La mobilisation du fonds de formation professionnelle par le Gouvernement a contribué à la prise en charge d’une partie du salaire des employés évoluant dans des branches en décroissance, lesquels peuvent conserver leur CDI et être rémunérés. Ils arrivent chez nous comme le ferait une personne en alternance, sont mis en situation et passent une semaine par mois à se former dans un institut/établissement partenaire pour acquérir l’ensemble des connaissances, y compris théoriques. À l’issue de leur formation, ils passent devant un jury, comme dans le cas d’une VAE (Validation des acquis de l’expérience), afin de justifier de leurs compétences, puis décrochent leur sésame : un CDI chez Korian avec un salaire de départ à 1 906 euros bruts. Cette année, après 14 mois de formation, 200 salariés en reconversion nous auront rejoints, ajoutés aux 500 apprentis et 500 salariés en VAE.

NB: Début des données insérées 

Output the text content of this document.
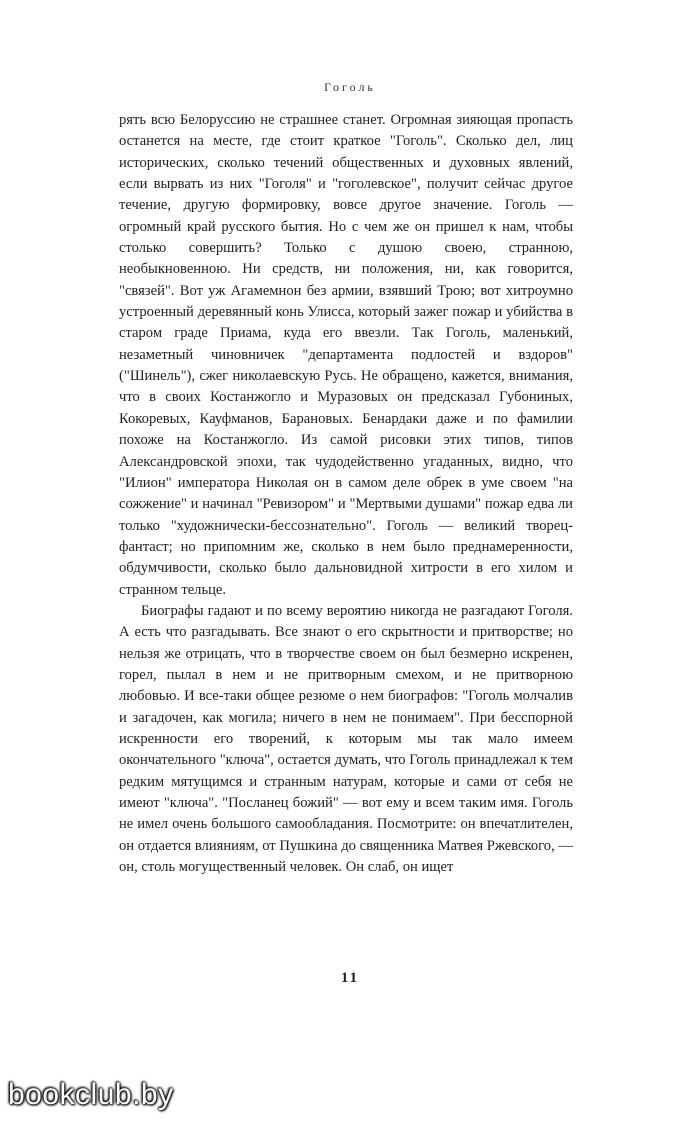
Гоголь

рять всю Белоруссию не страшнее станет. Огромная зияющая пропасть останется на месте, где стоит краткое "Гоголь". Сколько дел, лиц исторических, сколько течений общественных и духовных явлений, если вырвать из них "Гоголя" и "гоголевское", получит сейчас другое течение, другую формировку, вовсе другое значение. Гоголь — огромный край русского бытия. Но с чем же он пришел к нам, чтобы столько совершить? Только с душою своею, странною, необыкновенною. Ни средств, ни положения, ни, как говорится, "связей". Вот уж Агамемнон без армии, взявший Трою; вот хитроумно устроенный деревянный конь Улисса, который зажег пожар и убийства в старом граде Приама, куда его ввезли. Так Гоголь, маленький, незаметный чиновничек "департамента подлостей и вздоров" ("Шинель"), сжег николаевскую Русь. Не обращено, кажется, внимания, что в своих Костанжогло и Муразовых он предсказал Губониных, Кокоревых, Кауфманов, Барановых. Бенардаки даже и по фамилии похоже на Костанжогло. Из самой рисовки этих типов, типов Александровской эпохи, так чудодейственно угаданных, видно, что "Илион" императора Николая он в самом деле обрек в уме своем "на сожжение" и начинал "Ревизором" и "Мертвыми душами" пожар едва ли только "художнически-бессознательно". Гоголь — великий творец-фантаст; но припомним же, сколько в нем было преднамеренности, обдумчивости, сколько было дальновидной хитрости в его хилом и странном тельце.

Биографы гадают и по всему вероятию никогда не разгадают Гоголя. А есть что разгадывать. Все знают о его скрытности и притворстве; но нельзя же отрицать, что в творчестве своем он был безмерно искренен, горел, пылал в нем и не притворным смехом, и не притворною любовью. И все-таки общее резюме о нем биографов: "Гоголь молчалив и загадочен, как могила; ничего в нем не понимаем". При бесспорной искренности его творений, к которым мы так мало имеем окончательного "ключа", остается думать, что Гоголь принадлежал к тем редким мятущимся и странным натурам, которые и сами от себя не имеют "ключа". "Посланец божий" — вот ему и всем таким имя. Гоголь не имел очень большого самообладания. Посмотрите: он впечатлителен, он отдается влияниям, от Пушкина до священника Матвея Ржевского, — он, столь могущественный человек. Он слаб, он ищет

11
bookclub.by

L’expérience est-elle vouée à être pérennisée ?
Le cadre est posé et d’autres entreprises se disent prêtes à franchir le pas grâce aux « transitions collectives » lancées par la ministre du Travail. Les premiers salariés intégrés sont actuellement en phase découverte. Ils seront à brève échéance accueillis en clinique ou maison de retraite à la rencontre de leur tuteur, rôle pour lequel nos employés ont été formés spécialement. Nous sommes très attentifs à l’évolution du dispositif qui offre un très bon exemple de collaboration interentreprises, de travail en bonne intelligence entre acteurs publics et acteurs économiques, pour co-construire des parcours bénéficiant à tous.